Просыпаясь в крохотной угловой комнатушке, иногда видел Смерть, сидящую за его столом в черных латах. В свете дня призрак таял, на месте головы оставалась спинка готического кресла, бог знает как попавшего в казачье жилище, а плечи призрака превращались в бархатную подушку, привезенную Романом с войны. И он спешил — смерти недолго явиться и в белом, рабочем наряде, с косой. Торопливо писал «Книгу Смертей — Казачью Библию» — длинный в несколько саженей свиток, исписанный цветной тушью. Носил рукопись в редакцию местной газеты, его вежливо выпроваживали.

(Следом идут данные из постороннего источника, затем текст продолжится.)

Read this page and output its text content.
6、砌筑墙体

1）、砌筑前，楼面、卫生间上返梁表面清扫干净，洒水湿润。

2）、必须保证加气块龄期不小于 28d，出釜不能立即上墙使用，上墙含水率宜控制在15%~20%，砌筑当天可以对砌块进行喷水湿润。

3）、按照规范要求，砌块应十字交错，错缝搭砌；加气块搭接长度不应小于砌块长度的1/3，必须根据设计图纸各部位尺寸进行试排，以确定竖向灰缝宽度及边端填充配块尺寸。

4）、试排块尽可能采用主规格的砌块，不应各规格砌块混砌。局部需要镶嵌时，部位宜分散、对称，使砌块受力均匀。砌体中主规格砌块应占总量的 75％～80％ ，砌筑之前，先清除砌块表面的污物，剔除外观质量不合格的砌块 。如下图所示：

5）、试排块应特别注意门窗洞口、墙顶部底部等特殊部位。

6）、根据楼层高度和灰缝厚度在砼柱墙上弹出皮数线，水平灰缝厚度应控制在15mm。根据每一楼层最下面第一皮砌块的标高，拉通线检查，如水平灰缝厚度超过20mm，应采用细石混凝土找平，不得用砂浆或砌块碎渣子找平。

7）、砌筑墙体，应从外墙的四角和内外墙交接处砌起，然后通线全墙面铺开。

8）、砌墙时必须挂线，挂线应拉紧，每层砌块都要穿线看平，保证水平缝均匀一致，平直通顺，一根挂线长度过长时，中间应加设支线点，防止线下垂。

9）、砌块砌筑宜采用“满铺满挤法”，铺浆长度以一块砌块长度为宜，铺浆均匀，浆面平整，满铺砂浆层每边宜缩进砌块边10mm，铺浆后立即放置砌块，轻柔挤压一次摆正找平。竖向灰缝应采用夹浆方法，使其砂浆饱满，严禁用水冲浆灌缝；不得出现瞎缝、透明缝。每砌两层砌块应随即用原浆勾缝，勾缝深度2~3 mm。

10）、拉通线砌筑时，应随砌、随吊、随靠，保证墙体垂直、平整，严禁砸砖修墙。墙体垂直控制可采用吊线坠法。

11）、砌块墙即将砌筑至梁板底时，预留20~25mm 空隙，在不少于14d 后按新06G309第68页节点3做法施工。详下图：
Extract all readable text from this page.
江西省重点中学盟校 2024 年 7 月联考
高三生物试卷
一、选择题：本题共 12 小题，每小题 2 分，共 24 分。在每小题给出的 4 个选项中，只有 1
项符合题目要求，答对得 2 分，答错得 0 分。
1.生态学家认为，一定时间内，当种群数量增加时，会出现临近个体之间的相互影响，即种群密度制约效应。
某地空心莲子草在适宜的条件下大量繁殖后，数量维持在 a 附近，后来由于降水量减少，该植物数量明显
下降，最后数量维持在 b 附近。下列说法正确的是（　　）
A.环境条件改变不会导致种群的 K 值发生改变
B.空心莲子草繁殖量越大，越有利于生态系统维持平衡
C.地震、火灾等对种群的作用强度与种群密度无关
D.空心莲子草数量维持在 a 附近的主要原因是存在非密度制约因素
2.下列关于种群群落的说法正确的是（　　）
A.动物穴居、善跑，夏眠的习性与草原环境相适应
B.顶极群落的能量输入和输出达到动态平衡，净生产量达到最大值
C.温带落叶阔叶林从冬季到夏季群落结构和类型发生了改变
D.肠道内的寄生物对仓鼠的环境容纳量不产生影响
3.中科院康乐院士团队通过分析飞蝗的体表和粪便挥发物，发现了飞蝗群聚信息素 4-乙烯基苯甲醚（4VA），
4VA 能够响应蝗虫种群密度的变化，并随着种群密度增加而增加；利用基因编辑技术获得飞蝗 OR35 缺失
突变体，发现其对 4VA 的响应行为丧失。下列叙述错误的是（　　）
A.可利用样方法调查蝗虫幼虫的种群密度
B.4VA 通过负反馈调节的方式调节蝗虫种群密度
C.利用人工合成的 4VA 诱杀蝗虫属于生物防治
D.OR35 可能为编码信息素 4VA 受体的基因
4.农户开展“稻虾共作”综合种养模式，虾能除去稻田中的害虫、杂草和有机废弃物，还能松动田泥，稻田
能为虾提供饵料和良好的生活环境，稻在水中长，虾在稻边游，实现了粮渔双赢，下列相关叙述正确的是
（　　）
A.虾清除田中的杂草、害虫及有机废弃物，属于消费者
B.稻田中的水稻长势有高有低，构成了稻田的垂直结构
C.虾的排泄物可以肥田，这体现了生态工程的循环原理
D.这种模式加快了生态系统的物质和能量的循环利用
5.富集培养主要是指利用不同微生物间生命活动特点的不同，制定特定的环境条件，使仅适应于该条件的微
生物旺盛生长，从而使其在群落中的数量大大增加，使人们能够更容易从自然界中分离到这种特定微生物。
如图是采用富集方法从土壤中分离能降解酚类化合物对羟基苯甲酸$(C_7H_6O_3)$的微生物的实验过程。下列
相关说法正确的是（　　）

Вышла первая книга «Тихого Дона». Роман читал ее со слезами, собирал на базаре толпу, кричал, что вот украли у него сюжет, взятый Романом с жизни своей тетки Глашки, которая сварила мужа в банном котле из-за любви, и что Роман дойдет до самого главного и поставит обидчиков на правеж.

— Когда меня ранили, — пояснял Роман, — они и выкрали сюжет у меня в тороках.

Еще в сумасшедшем доме у него приключилась гангрена, антонов огонь, пришлось отрезать руку. В станице он впал в новый транс — отращивал ампутированную конечность. Был слух, что у кого-то нога отросла, а была отхвачена злодеями-хирургами под пах. Меряя культю веревочкой, Роман говорил, что рука у него растет.

Идея дома-крепости, панциря, скорлупы вселилась в младшего Луня, помнившего кизячный терем Анисима. Свез на тачке старые пни, камни, куски железа, битые бутылки и, подражая отцу, строителю, сложил во дворе чудовищную нору с потайными ходами. Перетащил туда книги и постель. В дальних отсеках обезьяньего жилища тлеют лампады. Бутылки Роман поставил искусно, горлышками на ветер, и дом устрашающе гудел на целый проулок. Рос старушечий ропот против новой жизни. Это был буйный философский протест обезьяны против человека. Стансовет постановил: противочеловеческое творение угасшего разума снести. И трактором развалили вертеп, вытащив упирающегося Романа.

И опять засадили его в сумасшедший дом.

В лечебнице он смирился, прилежно работал в саду одной рукой, смеялся над прошлыми своими безумствами. Врач, применявший к больным терапию любви, на праздники отпустил его домой, и он прибыл в самый разгар высылки кулаков.

Сидя в доме, он увидел всадника на коне Блед — мальчишка повещал на собрание. Лунь торопливо подпоясал тулуп, выскочил, бежал за всадником, на выгон, по бороздам и репейникам. Ударила гроза с молниями и громом. Музыка, шествия толп и гроза рождали в нем жуткую животную тревогу. Обезумев от страха, бежал и бежал к престолу земли, в сторону Белых гор…

Тело его нашли на третий день у Голубиного яра.